I had lipo on my abs/handles/lumbar back in November. Now right after the surgery my waist was really small (concave to ribcage and hips). I returned to lifting about 2 weeks after and been doing heavy ab work ever since. Now my abs have thickened up quite a bit. Lower abs are convex in my lower pelvis, obliques protrude over my upper hips, and upper/middle abs project forward. The point of all this is that ab work makes your abs bigger (not smaller). As long as they are defined I wouldn’t worry about it.

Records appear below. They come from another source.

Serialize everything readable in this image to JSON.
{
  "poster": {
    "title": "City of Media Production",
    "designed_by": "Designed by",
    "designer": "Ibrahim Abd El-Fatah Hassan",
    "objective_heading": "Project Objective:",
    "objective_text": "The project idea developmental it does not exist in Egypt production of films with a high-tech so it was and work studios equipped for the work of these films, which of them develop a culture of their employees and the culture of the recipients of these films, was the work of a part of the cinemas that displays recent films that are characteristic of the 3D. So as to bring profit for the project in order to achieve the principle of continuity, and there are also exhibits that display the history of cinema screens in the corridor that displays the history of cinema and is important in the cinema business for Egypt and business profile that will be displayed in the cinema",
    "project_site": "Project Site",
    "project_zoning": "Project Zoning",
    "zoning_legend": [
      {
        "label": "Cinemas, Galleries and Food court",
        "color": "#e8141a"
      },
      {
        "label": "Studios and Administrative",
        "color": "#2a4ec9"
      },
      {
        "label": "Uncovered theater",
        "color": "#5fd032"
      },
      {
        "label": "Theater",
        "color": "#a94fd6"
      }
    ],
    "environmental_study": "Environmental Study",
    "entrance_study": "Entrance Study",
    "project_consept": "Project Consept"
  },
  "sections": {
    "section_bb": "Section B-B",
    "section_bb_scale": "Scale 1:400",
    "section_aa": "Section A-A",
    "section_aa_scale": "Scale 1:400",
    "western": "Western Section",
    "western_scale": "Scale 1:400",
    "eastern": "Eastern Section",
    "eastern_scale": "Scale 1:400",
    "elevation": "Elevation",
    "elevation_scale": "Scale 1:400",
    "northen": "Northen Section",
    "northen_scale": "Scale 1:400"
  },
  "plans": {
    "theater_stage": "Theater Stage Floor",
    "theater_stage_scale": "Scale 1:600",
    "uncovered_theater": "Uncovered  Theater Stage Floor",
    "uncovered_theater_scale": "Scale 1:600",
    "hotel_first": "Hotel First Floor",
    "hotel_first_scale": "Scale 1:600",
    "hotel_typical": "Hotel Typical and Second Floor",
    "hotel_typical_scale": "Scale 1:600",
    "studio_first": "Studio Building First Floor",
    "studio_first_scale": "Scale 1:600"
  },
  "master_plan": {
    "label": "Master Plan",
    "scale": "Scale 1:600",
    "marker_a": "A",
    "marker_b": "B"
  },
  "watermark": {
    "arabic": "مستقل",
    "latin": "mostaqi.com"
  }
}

you might want to try training your transverse abdominis. It is the deepest of the abdominal muscles and is responsible for pulling the abdominal wall in. The only way of trainign it that i know of is to use ‘vacuums’ where you try to pull your bellybutton into your stomach, towards your spinal column. I use varying protocols, but some ones i’ve found effective where 2 weeks of 2 sets of 12 reps (hold stomach in for 5 seconds) followed by 2 weeks of 4 sets of 5 reps (hold stomach in for 10 seconds). Also i like doing 1 10 second hold in between static streches.
When you say cut-up, how cut are you talking, and how do you measure your bodyfat? If you really want the washboard look, you have to be around 5-7%. Also, if I recall correctly, if you have tight hip flexors, it can give a pouch-like appearance to your lower abs. You may want to incorporate some hip flexor stretching into your program if you don’t already. This will also help you maintain better form on squats/deads too.